I wasn’t looking for anything in particular; I’d already discovered what I’d wanted to know. I just love books. So I paged through, feeling the texture of the cover and the brittleness of the pages. Then I flipped to the front and started from the beginning, examining the title page and then moving on. I stopped short when I came to the dedication: To Arthur and Marion Spingarn.
Spingarn is my grandmother’s maiden name and seeing it there shook something loose from the back of my brain. I remembered my grandmother telling me that her mother used to trade poetry with Langston Hughes. I’d never taken the story seriously; old people tell lots of stories and not all of them should be believed.
But now I was curious. So I emailed my father and asked him who Arthur and Marion Spingarn were. My great uncle and aunt, was the answer. “On hot summer afternoons, Aunt Marion would serve me cold root beer and Uncle Arthur would allow me to actually hold the enormous .45 revolver he carried as an officer in World War I”, he wrote.
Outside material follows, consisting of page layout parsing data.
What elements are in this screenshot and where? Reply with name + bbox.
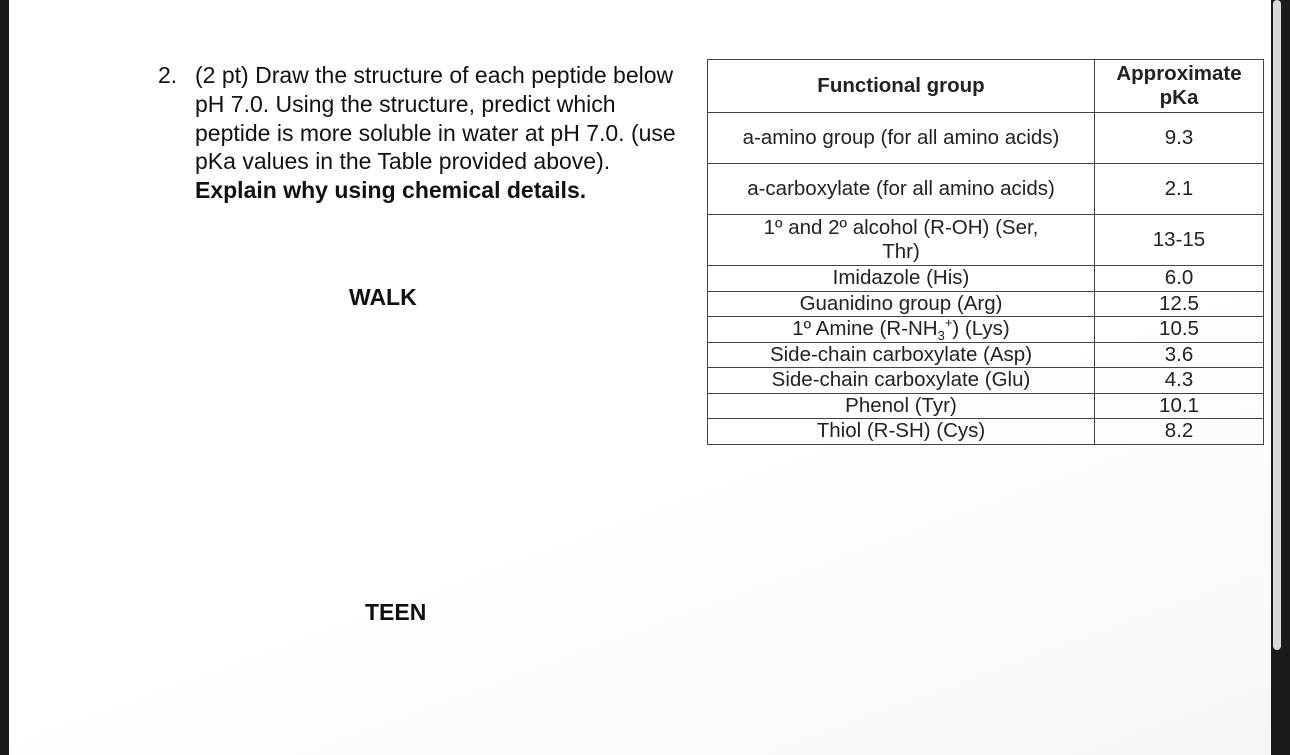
table-row: [708, 317, 1264, 343]
row-pka: 9.3: [1095, 113, 1264, 164]
table-row: [708, 342, 1264, 368]
row-group: a-carboxylate (for all amino acids): [708, 164, 1095, 215]
row-group: Phenol (Tyr): [708, 393, 1095, 419]
vertical-scrollbar[interactable]: [1273, 0, 1281, 650]
question-emphasis: Explain why using chemical details.: [195, 177, 587, 204]
table-header-row: [708, 60, 1264, 113]
question-points: (2 pt): [195, 62, 249, 88]
peptide-teen: TEEN: [365, 599, 427, 625]
row-group: Side-chain carboxylate (Asp): [708, 342, 1095, 368]
table-row: [708, 419, 1264, 445]
row-pka: 8.2: [1095, 419, 1264, 445]
question-text: [195, 61, 695, 205]
table-row: [708, 113, 1264, 164]
table-row: [708, 215, 1264, 266]
row-group: Guanidino group (Arg): [708, 291, 1095, 317]
row-group: Imidazole (His): [708, 266, 1095, 292]
question-instructions: Draw the structure of each peptide below pH 7.0. Using the structure, predict which peptide is more soluble in water at pH 7.0. (use pKa values in the Table provided above).: [195, 62, 676, 175]
row-pka: 10.1: [1095, 393, 1264, 419]
table-row: [708, 368, 1264, 394]
table-row: [708, 393, 1264, 419]
pka-table: [707, 59, 1264, 445]
row-group: a-amino group (for all amino acids): [708, 113, 1095, 164]
row-pka: 12.5: [1095, 291, 1264, 317]
question-number: 2.: [158, 62, 178, 88]
table-row: [708, 266, 1264, 292]
peptide-walk: WALK: [349, 284, 417, 310]
row-pka: 6.0: [1095, 266, 1264, 292]
row-group: 1º and 2º alcohol (R-OH) (Ser, Thr): [708, 215, 1095, 266]
row-pka: 3.6: [1095, 342, 1264, 368]
header-approximate-pka: Approximate pKa: [1095, 60, 1264, 113]
row-pka: 10.5: [1095, 317, 1264, 343]
row-pka: 4.3: [1095, 368, 1264, 394]
row-group: Side-chain carboxylate (Glu): [708, 368, 1095, 394]
table-row: [708, 164, 1264, 215]
table-row: [708, 291, 1264, 317]
row-group-amine: 1º Amine $(R-NH_3^+)$ (Lys): [708, 317, 1095, 343]
row-pka: 13-15: [1095, 215, 1264, 266]
row-group: Thiol (R-SH) (Cys): [708, 419, 1095, 445]
header-functional-group: Functional group: [708, 60, 1095, 113]
row-pka: 2.1: [1095, 164, 1264, 215]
The Spingarns, I learned, were a wealthy Jewish family based in New York, and were deeply involved in the civil rights movement. My great grandfather, Joel Spingarn, helped found the NAACP and both he and his brother Arthur served as president of the civil rights organization in its early years. They met Hughes when he visited their summer home in Amenia for tea, at the invitation of my great grandmother, Amy Spingarn, according to Faith Berry’s 1992 book Langston Hughes Before and Beyond Harlem.
Hughes never got along very well with Joel Spingarn, whom he found “aloof and cold,” Berry wrote. But after meeting his wife and her brother-in-law, “emotional ties were formed between Hughes and the Spingarn family that lasted for the rest of their lives.”
Arthur was Hughes’s “pro bono attorney and personal friend for more than forty years.” Amy traded encouraging letters with him and acted as his “secret benefactress,” paying for him to attend Lincoln University. In I Wonder as I Wander, Hughes praised the hospitality of a man he met in Uzbekistan by saying that he was “in his way as amiable and as thoughtful a host as had been . . . Amy Spingarn.”
And so, after all my searching, it turned out that if I’d wanted to solve the mystery of why that Turkmen boy had recited A Raisin in the Sun for me, I should have just asked my grandmother. She surely knew all about Hughes’s adventures in Central Asia and perhaps even about his travels with Koestler.